Dr. Apostolos Anthimos is attorney at law at the Thessaloniki Bar, Greece. He holds a Ph.D. in International Civil Litigation and is a visiting lecturer at the International Hellenic University. He can be reached at: firstname.lastname@example.org
A recent judgment from the Thessaloniki Court of Appeal addressed the issue of the validity of jurisdiction agreements in contracts for the carriage of goods by sea.

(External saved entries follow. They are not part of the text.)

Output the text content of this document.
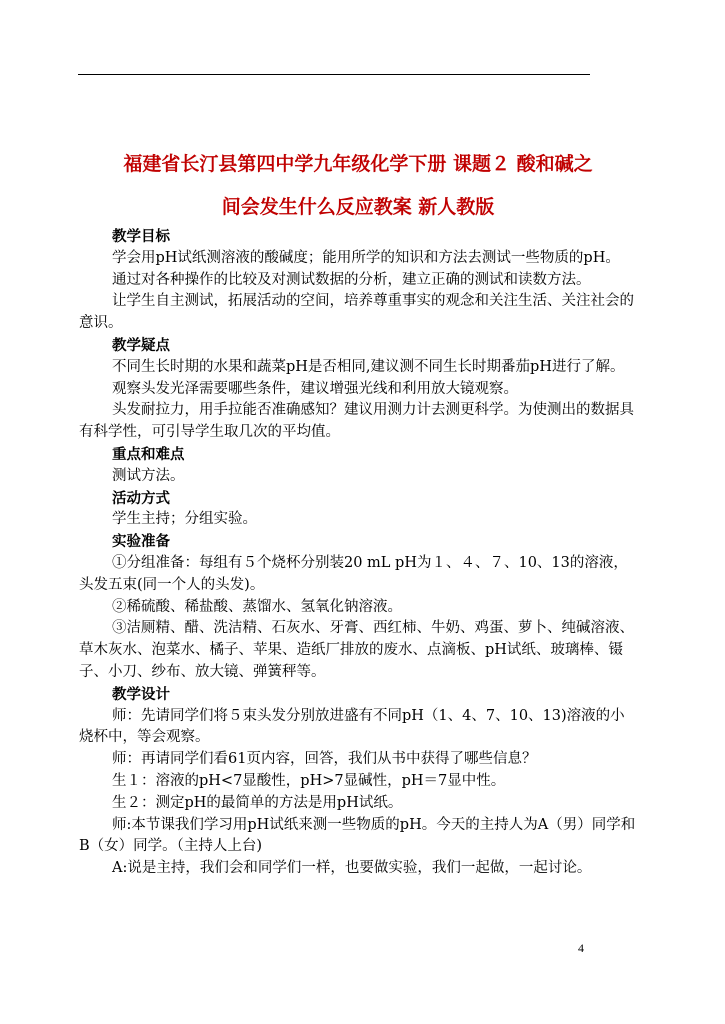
福建省长汀县第四中学九年级化学下册 课题２ 酸和碱之
间会发生什么反应教案 新人教版

教学目标

学会用pH试纸测溶液的酸碱度；能用所学的知识和方法去测试一些物质的pH。

通过对各种操作的比较及对测试数据的分析，建立正确的测试和读数方法。

让学生自主测试，拓展活动的空间，培养尊重事实的观念和关注生活、关注社会的意识。

教学疑点

不同生长时期的水果和蔬菜pH是否相同,建议测不同生长时期番茄pH进行了解。

观察头发光泽需要哪些条件，建议增强光线和利用放大镜观察。

头发耐拉力，用手拉能否准确感知？建议用测力计去测更科学。为使测出的数据具有科学性，可引导学生取几次的平均值。

重点和难点

测试方法。

活动方式

学生主持；分组实验。

实验准备

①分组准备：每组有５个烧杯分别装20 mL pH为１、４、７、10、13的溶液，头发五束(同一个人的头发)。

②稀硫酸、稀盐酸、蒸馏水、氢氧化钠溶液。

③洁厕精、醋、洗洁精、石灰水、牙膏、西红柿、牛奶、鸡蛋、萝卜、纯碱溶液、草木灰水、泡菜水、橘子、苹果、造纸厂排放的废水、点滴板、pH试纸、玻璃棒、镊子、小刀、纱布、放大镜、弹簧秤等。

教学设计

师：先请同学们将５束头发分别放进盛有不同pH（1、4、7、10、13)溶液的小烧杯中，等会观察。

师：再请同学们看61页内容，回答，我们从书中获得了哪些信息？

生１：溶液的pH<7显酸性，pH>7显碱性，pH＝7显中性。

生２：测定pH的最简单的方法是用pH试纸。

师:本节课我们学习用pH试纸来测一些物质的pH。今天的主持人为A（男）同学和B（女）同学。（主持人上台)

A:说是主持，我们会和同学们一样，也要做实验，我们一起做，一起讨论。

4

The facts of the case are simple: A Greek company purchases goods from a Dutch company; goods are to be sent to the port of Thessaloniki, where the Greek company has its seat. A commission agent is entrusted with the transport details to Thessaloniki. Loading takes place in the port of Kotka, Finland, on a ship with Bulgarian flag. The Dutch carrier signs the bill of lading and he then endorses it to the Greek buyer, who becomes its legal holder. The latter concludes an insurance agreement with a Greek company. Due to erosion caused by seawater, goods were damaged. The Greek insurance company paid the agreed price to the buyer. It then files claim against the Dutch carrier and the Greek commission agent before the Thessaloniki first instance court; the latter rejected the action on the grounds of lack of international jurisdiction, emanating from a choice of forum clause in favor of Hong Kong courts in China, embedded in the general terms of the bill of lading.
The appeal court’s analysis began by Art. 23 of the Brussels Regulation and the need for its narrow interpretation in respective cases, in light of the ECJ ruling in the Tilly Russ case. It then continued with the analysis of domestic law provisions regarding derogation agreements, which presupposes the existence of signatures from both parties at large, namely the captain or an authorized agent on the one side, and the shipper or the recipient of goods on the other side. Finally, it concluded that the choice of forum included in the bill of lading was null and void because it wasn’t signed from both parties. The court underlined that the subsequent signature by the recipient (i.e. when the bill of lading was endorsed) took place only with the purpose of completing the transfer of the bill’s rights in personam and in rem, and does not include any agreement or consent as to the prorogation clause. It went then further, stating that the jurisdiction agreement was not concluded in a form, which accords with a usage of which the buyer was or ought to have been aware. Finally, the court found that no continuous commercial links between the parties were proven, and rejected the respective argument by the appellees.
By reading this ruling, two are the main conclusions to be drawn from: First, the Thessaloniki Appeal Court applied the Brussels Regulation despite the clear wording of Art. 23.1, which excludes control over prorogation agreements in favor of a court or courts of non – member states from its ambit. This is not the first time Greek courts are opting for this approach, and it happens even after the ECJ ruling in the Coreck case. Additionally, the facts of the case give no rise for supporting a potential violation of the so-called protective jurisdictional bases (Art. 13, 17 & 21 Brussels I Regulation), which would be reason enough to bring back the Regulation into play [see in detail Rauscher/Mankowski, EuZPR/EuIPR (2011), Art. 23, Nr. 3a, 532, (Magnus)/Mankowski, Brussels I Regulation (2012), Art. 23, Nr. 37, 458].
Secondly, this decision echoes a well-established jurisprudence, which started with a 1994 Supreme Court ruling, and has been followed with minimal exceptions ever since, one of which was the quashed ruling of the Thessaloniki 1st instance court. Regrettably, courts are making no distinction in terms of applicable law, i.e. whether the case should be tried according to Art. 23 Brussels Regulation or domestic choice of forum rules (Art. 42-43 CCivP). Hence, failure of the seller to produce a bill of lading bearing both signatures leads to its nullity concerning the prorogation clause, and regardless whether the case falls into the scope of the Regulation or not. This runs contrary to the prevailing opinion of legal doctrine on the application of Art. 23 Brussels Regulation in Greece and abroad [see for instance (Magnus)/Mankowski, Brussels I Regulation (2012), Art. 23, Nr. 138, p. 499 et seq., Reithmann/Martiny/Hausmann, Internationales Vertragsrecht, 7. Auflage (2010), p. 1993 et seq., Nr. 6464, note 2, Rauscher/Mankowski, EuZPR/EuIPR (2011), Art. 23, Nr. 54a, 585, Staehelin, Gerichtsstandsvereinbarungen im internationalen Handelsverkehr Europas: Form und Willenseinigung nach Art. 17 EuGVÜ/LugÜ (1994), p. 89 et seq].